The Euclidean algorithm is based on the principle that GCD(a, b) = GCD(b, a % b).

We repeatedly replace the larger number with the remainder until the remainder becomes zero.

Program

Java
import java.util.Scanner;

public class GCDOfNumbers {
    public static void main(String[] args) {
        Scanner sc = new Scanner(System.in);

        System.out.print("Enter first number: ");
        int a = sc.nextInt();

        System.out.print("Enter second number: ");
        int b = sc.nextInt();

        while (b != 0) {
            int temp = b;
            b = a % b;
            a = temp;
        }

        System.out.println("GCD is: " + a);
    }
}

Output

TEXT
Enter first number: 48
Enter second number: 18
GCD is: 6

Detailed Explanation

The program starts by taking two numbers as input from the user.
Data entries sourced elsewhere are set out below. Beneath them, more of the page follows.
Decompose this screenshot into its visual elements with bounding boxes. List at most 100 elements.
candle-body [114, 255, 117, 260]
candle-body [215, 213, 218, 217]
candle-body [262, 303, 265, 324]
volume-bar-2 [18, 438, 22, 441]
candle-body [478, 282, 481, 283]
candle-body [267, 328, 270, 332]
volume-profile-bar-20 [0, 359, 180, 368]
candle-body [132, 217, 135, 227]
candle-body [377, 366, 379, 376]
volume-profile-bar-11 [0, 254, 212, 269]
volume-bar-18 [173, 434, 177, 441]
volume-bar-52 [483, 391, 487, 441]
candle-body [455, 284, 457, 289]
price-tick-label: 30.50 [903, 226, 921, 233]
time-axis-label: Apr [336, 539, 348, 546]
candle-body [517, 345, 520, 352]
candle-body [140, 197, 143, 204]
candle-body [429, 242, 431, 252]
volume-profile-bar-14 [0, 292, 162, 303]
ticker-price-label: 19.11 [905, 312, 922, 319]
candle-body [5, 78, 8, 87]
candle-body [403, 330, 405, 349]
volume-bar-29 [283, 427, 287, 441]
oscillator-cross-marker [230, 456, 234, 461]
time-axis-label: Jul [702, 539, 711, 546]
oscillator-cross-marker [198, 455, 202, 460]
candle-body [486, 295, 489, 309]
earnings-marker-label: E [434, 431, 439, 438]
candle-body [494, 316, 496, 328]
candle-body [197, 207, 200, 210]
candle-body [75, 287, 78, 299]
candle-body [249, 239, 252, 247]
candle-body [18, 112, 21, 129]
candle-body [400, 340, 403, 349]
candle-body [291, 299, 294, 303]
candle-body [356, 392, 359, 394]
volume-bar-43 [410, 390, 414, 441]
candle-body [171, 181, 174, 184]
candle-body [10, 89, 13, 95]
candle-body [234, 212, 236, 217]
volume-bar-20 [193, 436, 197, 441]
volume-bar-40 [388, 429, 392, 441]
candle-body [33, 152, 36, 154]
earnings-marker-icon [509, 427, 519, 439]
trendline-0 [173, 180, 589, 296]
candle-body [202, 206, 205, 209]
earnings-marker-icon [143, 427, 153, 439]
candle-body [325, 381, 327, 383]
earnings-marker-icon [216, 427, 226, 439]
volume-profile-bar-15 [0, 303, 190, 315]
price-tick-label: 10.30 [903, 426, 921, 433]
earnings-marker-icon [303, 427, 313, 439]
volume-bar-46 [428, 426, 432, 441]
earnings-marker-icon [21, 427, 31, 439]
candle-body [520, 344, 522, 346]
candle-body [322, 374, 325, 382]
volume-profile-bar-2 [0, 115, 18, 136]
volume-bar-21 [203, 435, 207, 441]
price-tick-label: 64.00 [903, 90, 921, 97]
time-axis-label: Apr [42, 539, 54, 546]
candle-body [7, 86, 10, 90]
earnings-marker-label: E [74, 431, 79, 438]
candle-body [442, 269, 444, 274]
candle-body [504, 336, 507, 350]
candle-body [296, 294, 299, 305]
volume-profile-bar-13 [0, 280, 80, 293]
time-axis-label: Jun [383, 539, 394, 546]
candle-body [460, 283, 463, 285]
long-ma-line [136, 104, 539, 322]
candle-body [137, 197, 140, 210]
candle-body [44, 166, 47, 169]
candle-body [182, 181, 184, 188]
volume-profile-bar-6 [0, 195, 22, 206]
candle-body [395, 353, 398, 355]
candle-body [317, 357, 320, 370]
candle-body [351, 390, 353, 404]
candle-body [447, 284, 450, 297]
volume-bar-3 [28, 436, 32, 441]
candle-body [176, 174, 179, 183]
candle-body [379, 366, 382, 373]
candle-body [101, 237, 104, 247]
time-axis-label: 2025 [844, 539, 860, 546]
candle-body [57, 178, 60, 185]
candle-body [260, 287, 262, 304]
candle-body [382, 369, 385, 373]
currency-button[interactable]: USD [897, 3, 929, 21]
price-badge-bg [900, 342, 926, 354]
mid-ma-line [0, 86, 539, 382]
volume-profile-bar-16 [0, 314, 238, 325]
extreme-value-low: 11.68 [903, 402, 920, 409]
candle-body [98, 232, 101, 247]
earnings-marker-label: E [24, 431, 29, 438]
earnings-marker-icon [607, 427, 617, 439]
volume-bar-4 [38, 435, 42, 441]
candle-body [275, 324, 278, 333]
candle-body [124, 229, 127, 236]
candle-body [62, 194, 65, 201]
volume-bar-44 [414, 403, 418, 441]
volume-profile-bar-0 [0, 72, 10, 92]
It uses a while loop to repeatedly apply the Euclidean algorithm.

In each iteration, the second number becomes the remainder of the division.

The process continues until the second number becomes zero.

At that point, the first number contains the GCD.

Example Walkthrough

Let us consider 48 and 18.

Step 1: 48 % 18 = 12 → (48, 18) becomes (18, 12)

Step 2: 18 % 12 = 6 → (18, 12) becomes (12, 6)

Step 3: 12 % 6 = 0 → GCD = 6

Applications

GCD is used in simplifying fractions, cryptography, and number theory problems.

Advantages of This Approach

This method is highly efficient compared to checking all divisors.

It reduces computation time significantly for large numbers.

Limitations

The program assumes valid integer inputs only.

Improvements You Can Make

You can extend this program to compute LCM using the relation LCM(a, b) = (a × b) / GCD.

You can also implement a recursive version of the Euclidean algorithm.

This Java program builds a strong foundation in mathematical algorithms and efficient problem solving.